Que la dernière frappe ait été ou non délibérément programmée en fonction de l'agenda politique de Nétanyahou, il en a tiré le meilleur parti alors qu'il s'efforce désespérément de conserver son poste afin d'éviter des poursuites pour de multiples accusations de corruption.

La violence à Gaza a servi à bloquer la formation d'un gouvernement minoritaire par le rival de Nétanyahou, le Parti bleu et blanc de l'ancien chef d'état-major des Forces de défense israéliennes Benny Gantz, avec le soutien tacite de la Liste unifiée arabe palestinienne.
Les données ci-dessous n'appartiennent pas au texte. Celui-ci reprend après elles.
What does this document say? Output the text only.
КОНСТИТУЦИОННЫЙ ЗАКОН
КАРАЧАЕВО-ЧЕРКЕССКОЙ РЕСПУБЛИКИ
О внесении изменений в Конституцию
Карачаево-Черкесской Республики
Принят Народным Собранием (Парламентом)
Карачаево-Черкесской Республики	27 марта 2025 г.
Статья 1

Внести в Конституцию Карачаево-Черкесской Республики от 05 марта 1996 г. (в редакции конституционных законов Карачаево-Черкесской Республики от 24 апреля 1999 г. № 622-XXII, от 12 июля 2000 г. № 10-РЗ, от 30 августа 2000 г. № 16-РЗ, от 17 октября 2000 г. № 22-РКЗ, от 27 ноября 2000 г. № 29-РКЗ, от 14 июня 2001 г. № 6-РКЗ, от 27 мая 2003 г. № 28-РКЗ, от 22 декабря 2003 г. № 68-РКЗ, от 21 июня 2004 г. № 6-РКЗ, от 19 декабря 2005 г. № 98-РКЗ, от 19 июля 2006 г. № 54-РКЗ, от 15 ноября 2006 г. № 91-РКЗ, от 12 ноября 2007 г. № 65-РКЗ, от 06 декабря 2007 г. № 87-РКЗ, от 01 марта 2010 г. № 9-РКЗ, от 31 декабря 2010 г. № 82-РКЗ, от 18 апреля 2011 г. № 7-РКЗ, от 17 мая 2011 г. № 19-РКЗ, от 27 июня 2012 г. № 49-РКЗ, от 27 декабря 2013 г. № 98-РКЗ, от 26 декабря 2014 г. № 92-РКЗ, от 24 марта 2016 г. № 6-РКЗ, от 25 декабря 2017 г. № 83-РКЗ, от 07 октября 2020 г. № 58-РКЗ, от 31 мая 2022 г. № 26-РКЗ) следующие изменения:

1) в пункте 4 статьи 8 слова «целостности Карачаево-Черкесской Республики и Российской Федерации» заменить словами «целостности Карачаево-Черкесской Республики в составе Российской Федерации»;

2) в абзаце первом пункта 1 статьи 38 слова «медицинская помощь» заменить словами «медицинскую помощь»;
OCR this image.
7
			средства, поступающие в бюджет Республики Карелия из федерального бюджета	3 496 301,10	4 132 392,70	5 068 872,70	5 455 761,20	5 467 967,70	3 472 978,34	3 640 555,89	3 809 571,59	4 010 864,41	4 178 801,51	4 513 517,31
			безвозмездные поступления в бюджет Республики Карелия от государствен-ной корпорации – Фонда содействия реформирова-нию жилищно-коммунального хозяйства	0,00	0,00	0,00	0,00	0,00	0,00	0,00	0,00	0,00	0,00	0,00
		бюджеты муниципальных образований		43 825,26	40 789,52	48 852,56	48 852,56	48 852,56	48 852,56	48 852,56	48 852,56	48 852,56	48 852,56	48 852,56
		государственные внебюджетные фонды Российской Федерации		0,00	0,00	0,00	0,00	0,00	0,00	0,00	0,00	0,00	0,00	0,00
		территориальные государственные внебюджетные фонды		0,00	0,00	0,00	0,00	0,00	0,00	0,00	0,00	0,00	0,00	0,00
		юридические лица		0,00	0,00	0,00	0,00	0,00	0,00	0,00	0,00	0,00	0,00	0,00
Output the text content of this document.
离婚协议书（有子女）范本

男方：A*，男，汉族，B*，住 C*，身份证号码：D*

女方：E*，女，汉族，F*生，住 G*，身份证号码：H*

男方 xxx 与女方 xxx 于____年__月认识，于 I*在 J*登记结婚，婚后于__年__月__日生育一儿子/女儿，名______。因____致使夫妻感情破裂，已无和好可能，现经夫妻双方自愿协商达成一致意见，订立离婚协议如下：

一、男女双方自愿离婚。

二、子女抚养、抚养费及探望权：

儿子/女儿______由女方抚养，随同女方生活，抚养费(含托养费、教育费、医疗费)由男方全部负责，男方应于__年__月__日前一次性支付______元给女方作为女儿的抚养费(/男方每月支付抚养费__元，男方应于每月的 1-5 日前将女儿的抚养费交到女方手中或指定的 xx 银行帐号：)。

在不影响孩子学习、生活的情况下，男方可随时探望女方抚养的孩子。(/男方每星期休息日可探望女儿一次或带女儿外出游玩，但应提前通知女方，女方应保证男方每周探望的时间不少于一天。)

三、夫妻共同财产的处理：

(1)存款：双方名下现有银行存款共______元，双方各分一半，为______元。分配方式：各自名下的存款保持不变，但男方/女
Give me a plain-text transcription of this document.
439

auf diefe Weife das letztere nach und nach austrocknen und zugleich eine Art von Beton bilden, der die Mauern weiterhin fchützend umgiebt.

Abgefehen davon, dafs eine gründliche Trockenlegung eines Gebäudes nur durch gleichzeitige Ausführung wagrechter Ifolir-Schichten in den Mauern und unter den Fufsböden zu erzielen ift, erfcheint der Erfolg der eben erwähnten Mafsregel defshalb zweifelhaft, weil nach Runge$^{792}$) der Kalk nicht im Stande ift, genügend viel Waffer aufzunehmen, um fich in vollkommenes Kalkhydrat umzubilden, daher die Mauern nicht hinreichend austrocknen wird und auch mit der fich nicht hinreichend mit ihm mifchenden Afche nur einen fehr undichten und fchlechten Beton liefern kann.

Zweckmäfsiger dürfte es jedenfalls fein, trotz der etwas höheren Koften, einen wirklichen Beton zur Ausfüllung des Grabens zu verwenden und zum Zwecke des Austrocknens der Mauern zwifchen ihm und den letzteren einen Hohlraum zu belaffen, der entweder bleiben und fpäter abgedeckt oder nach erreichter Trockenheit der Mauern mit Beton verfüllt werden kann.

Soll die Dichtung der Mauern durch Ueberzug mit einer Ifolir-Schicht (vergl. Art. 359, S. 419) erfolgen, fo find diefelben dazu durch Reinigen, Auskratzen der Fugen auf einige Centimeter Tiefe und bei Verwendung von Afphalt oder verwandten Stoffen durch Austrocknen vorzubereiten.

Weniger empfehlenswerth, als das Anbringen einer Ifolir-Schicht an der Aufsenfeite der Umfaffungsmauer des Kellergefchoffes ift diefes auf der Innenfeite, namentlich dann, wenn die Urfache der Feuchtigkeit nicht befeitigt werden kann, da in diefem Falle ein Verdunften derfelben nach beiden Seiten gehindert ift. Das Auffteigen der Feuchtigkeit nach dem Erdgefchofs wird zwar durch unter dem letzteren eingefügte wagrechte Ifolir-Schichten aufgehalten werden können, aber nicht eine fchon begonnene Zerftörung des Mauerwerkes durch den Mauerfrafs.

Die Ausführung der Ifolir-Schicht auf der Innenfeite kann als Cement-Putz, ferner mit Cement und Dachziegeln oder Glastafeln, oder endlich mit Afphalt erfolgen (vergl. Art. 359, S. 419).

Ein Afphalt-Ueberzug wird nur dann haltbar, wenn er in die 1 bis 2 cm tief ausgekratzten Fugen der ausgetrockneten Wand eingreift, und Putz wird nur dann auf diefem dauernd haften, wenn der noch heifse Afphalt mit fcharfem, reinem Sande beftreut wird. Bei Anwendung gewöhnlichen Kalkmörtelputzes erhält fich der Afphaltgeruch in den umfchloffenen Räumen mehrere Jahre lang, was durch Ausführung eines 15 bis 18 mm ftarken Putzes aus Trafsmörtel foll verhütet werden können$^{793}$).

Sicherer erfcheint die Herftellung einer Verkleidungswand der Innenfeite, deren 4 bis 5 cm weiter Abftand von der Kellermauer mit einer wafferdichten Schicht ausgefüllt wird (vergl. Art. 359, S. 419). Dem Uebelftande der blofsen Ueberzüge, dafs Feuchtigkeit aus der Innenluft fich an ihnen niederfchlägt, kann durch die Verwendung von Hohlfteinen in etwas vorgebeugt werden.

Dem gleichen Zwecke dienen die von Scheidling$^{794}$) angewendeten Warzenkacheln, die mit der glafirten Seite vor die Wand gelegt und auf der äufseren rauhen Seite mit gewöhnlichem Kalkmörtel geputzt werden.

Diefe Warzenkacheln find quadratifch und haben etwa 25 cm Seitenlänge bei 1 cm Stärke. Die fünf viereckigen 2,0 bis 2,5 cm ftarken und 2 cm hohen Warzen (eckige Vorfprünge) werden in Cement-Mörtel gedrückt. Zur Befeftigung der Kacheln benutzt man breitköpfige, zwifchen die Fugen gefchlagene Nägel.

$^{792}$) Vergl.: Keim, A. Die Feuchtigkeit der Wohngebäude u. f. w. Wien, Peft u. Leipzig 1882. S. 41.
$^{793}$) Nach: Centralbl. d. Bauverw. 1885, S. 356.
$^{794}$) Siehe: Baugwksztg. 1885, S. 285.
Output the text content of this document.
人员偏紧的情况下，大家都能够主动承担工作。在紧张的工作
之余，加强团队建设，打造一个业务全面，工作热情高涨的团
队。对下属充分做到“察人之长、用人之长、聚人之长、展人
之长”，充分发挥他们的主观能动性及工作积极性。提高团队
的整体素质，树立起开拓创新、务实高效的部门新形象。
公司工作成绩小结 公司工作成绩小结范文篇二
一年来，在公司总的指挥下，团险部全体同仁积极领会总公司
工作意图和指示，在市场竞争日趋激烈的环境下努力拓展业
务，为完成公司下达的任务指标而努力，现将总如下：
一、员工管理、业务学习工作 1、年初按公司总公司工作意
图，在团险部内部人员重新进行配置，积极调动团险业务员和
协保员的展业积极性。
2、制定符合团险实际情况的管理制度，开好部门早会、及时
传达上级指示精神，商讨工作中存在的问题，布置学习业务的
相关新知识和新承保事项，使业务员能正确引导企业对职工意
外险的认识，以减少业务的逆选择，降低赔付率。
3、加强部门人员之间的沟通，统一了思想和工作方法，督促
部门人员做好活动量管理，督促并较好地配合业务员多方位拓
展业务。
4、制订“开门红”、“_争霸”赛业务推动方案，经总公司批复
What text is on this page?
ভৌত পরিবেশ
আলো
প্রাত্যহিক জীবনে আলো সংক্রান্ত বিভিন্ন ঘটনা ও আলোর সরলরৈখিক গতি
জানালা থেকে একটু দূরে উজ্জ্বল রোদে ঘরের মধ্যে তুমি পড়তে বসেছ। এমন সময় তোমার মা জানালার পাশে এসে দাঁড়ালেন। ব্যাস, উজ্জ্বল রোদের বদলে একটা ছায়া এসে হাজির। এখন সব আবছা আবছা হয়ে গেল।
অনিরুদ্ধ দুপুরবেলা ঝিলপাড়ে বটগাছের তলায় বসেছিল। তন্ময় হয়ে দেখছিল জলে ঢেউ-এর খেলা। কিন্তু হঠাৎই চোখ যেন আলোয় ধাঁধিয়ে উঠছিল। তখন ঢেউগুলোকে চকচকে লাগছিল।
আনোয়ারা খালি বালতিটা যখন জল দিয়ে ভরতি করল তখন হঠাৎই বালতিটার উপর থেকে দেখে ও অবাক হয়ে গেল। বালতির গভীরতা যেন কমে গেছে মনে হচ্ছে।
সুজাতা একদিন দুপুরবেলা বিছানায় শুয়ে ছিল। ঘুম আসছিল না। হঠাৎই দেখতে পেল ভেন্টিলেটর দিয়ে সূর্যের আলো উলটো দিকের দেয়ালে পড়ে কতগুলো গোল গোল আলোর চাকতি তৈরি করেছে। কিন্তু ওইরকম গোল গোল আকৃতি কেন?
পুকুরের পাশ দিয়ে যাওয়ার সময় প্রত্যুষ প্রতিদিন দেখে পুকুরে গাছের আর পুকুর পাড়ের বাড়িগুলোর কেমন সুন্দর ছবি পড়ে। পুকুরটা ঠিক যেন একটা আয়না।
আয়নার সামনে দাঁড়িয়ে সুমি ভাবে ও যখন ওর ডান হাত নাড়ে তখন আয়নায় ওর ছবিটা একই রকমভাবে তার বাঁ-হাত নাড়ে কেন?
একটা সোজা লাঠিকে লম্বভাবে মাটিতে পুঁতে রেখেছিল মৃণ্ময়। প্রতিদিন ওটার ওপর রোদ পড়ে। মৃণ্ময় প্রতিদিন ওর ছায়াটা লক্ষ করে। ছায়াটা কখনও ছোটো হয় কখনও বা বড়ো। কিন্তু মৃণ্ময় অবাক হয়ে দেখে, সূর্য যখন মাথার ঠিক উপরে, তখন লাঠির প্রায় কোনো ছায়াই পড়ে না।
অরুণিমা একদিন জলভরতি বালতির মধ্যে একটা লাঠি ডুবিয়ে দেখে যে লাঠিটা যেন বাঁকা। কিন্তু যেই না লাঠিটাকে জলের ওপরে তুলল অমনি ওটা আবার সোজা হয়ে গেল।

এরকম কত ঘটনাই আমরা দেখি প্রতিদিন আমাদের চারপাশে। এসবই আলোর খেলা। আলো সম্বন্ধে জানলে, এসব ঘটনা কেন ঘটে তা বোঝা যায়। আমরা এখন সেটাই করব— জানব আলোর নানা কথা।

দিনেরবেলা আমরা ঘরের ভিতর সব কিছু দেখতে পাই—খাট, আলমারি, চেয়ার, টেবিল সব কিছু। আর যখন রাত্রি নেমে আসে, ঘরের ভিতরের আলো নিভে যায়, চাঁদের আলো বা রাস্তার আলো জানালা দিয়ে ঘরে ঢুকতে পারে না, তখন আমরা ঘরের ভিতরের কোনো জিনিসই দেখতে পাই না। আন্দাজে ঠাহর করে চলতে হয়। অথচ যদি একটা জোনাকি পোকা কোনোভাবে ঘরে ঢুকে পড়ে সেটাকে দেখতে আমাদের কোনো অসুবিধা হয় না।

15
Alors que Gantz – qui a vanté son bilan de meurtres de Palestiniens lors des guerres de Gaza en 2012 et 2014 – a déclaré son soutien à l'assassinat ciblé, appelant à davantage encore de ces assassinats, les dirigeants de la Liste unifiée l'ont dénoncée.

Face à la perspective d'une troisième élection générale en Israël en à peine six mois, Nétanyahou cherche une grande coalition avec le Parti bleu et blanc de Gantz, ce qui lui permettrait de rester, au moins temporairement, Premier ministre et de parer ainsi les procureurs.

Les deux partis n'ont pratiquement aucune différence politique, économique ou militaire fondamentale, les différends internes de la politique israélienne se concentrant désormais principalement sur les manœuvres sordides de Nétanyahou pour éviter les poursuites.

L'exploitation politique du conflit de Gaza s'est traduite par la fermeture d'écoles pour un million d'élèves israéliens mardi, ainsi que par la fermeture d'entreprises et de transports publics dans une vaste zone, y compris Tel-Aviv. C'était la première fois que de tels ordres étaient émis depuis la première guerre du golfe Persique en 1991.

Cette tentative de terroriser la population vise à détourner les immenses tensions sociales au sein de la société israélienne vers l'extérieur. Parmi les économies avancées les plus inégales, Israël a le taux de pauvreté le plus élevé de tous les pays de l'Organisation de coopération et de développement économiques (OCDE). La détérioration des conditions de vie de la grande majorité de la population active a donné lieu à une vague croissante de grèves et de protestations de la classe ouvrière.